Ces derniers temps, il a un peu perdu l’habitude de s’asseoir tant il est happé par une foule de choses à faire, avec son armée de bénévoles et d’associés qui s’affairent à tout moment et lui posent mille questions, dans l’attente d’instructions.
« J’ai 6 000 messages sur mon Whatsapp en ce moment », dit-il.
Lorsque la guerre a éclaté, le 7 octobre dernier, il a immédiatement passé des appels de façon à susciter davantage de dons et de soutien.
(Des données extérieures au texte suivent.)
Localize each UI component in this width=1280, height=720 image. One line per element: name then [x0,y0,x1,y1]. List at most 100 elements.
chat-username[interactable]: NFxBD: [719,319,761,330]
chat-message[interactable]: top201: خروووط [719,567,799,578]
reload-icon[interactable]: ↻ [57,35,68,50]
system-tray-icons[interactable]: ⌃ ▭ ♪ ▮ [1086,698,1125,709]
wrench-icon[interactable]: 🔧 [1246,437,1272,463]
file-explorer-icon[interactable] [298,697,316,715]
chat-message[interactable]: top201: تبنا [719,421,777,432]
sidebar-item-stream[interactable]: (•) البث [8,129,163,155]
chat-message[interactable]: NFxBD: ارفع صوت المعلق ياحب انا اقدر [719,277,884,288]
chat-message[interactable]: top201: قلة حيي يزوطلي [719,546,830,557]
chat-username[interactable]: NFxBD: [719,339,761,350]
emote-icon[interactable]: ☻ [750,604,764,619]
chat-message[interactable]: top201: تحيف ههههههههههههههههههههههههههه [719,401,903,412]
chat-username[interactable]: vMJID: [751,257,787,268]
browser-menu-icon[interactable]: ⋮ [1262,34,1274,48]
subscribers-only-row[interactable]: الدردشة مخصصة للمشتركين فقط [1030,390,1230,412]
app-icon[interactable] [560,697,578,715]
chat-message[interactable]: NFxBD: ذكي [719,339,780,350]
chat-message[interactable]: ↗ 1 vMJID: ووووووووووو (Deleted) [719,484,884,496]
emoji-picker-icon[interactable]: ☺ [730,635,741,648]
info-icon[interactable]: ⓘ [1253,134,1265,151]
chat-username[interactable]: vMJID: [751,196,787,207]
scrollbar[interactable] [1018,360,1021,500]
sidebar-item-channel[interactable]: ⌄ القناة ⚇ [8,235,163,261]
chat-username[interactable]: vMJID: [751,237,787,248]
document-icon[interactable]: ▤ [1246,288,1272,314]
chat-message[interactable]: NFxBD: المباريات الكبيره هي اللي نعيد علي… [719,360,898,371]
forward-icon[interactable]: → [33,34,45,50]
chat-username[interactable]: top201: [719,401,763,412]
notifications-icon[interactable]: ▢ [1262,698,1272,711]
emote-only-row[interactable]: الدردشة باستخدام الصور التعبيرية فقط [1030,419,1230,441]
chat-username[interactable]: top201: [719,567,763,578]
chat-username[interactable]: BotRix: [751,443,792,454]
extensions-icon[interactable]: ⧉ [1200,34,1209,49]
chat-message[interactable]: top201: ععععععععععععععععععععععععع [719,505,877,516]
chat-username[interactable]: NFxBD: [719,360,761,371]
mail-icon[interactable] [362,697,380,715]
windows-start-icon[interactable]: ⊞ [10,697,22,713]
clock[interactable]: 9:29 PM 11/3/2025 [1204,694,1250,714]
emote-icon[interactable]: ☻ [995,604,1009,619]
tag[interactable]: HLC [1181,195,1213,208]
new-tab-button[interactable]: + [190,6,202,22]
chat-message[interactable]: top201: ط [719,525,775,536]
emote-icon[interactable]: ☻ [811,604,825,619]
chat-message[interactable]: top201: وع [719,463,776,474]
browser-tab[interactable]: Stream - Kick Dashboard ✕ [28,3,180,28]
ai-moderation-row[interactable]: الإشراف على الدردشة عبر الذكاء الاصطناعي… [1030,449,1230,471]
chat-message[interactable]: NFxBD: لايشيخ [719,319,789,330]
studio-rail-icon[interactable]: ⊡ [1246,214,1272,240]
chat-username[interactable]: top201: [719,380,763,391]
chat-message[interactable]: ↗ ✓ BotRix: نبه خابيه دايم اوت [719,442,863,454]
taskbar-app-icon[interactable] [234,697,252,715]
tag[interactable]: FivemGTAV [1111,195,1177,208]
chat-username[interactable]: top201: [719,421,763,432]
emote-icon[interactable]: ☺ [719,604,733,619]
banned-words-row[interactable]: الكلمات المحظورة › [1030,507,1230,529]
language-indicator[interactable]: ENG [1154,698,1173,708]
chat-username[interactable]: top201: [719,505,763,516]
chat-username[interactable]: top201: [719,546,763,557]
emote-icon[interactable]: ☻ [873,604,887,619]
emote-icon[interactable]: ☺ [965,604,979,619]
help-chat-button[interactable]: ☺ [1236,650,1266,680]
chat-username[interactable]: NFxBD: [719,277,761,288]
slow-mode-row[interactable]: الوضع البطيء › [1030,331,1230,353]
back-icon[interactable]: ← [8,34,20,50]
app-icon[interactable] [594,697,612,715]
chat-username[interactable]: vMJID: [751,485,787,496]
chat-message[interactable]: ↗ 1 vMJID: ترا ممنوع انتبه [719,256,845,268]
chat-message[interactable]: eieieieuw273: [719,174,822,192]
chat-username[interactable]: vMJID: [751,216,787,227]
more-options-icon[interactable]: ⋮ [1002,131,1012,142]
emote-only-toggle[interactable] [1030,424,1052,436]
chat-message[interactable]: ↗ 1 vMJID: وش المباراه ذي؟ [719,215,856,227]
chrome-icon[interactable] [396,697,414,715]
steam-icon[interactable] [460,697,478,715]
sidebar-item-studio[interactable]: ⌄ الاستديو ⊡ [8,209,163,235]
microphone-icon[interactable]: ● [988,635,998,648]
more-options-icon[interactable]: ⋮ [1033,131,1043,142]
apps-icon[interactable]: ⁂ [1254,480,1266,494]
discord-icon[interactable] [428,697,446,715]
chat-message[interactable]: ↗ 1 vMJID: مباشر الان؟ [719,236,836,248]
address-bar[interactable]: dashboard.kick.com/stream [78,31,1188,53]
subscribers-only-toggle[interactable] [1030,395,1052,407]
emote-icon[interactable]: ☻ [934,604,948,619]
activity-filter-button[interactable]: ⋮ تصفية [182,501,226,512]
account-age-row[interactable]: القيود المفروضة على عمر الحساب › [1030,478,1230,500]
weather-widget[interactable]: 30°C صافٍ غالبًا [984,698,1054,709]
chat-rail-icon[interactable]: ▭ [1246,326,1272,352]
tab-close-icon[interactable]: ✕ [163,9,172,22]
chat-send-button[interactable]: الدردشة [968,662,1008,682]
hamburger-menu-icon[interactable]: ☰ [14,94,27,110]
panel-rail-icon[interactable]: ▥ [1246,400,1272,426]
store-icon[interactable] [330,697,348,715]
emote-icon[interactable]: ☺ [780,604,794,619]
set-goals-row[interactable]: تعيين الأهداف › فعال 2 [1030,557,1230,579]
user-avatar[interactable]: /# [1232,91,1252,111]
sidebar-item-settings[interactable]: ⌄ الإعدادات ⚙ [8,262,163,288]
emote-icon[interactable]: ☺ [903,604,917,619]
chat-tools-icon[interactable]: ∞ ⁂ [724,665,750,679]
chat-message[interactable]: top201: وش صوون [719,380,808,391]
L’entrepôt a été mis en place en 48 heures, dit-il, et un nom pour cette campagne, « Debout ensemble », a été trouvé.
A tout moment, l’entrepôt accueille pour près de 2 millions de dollars de marchandises et deux camions pleins partent toutes les heures pour diverses destinations.
Le 7 octobre – à la fois Shabbat et la fête de Sim’hat Torah -, des milliers de terroristes du Hamas ont fait irruption en territoire israélien, autour de Gaza, lors d’une attaque surprise bien planifiée. Le Hamas a commis des pogroms et des atrocités dans les communautés israéliennes proches de la bande de Gaza avant que les forces de sécurité ne rétablissent l’ordre, mais plus de 1 200 citoyens ont été tués et 240 pris en otage, ce qui a déclenché la guerre entre Israël et le Hamas.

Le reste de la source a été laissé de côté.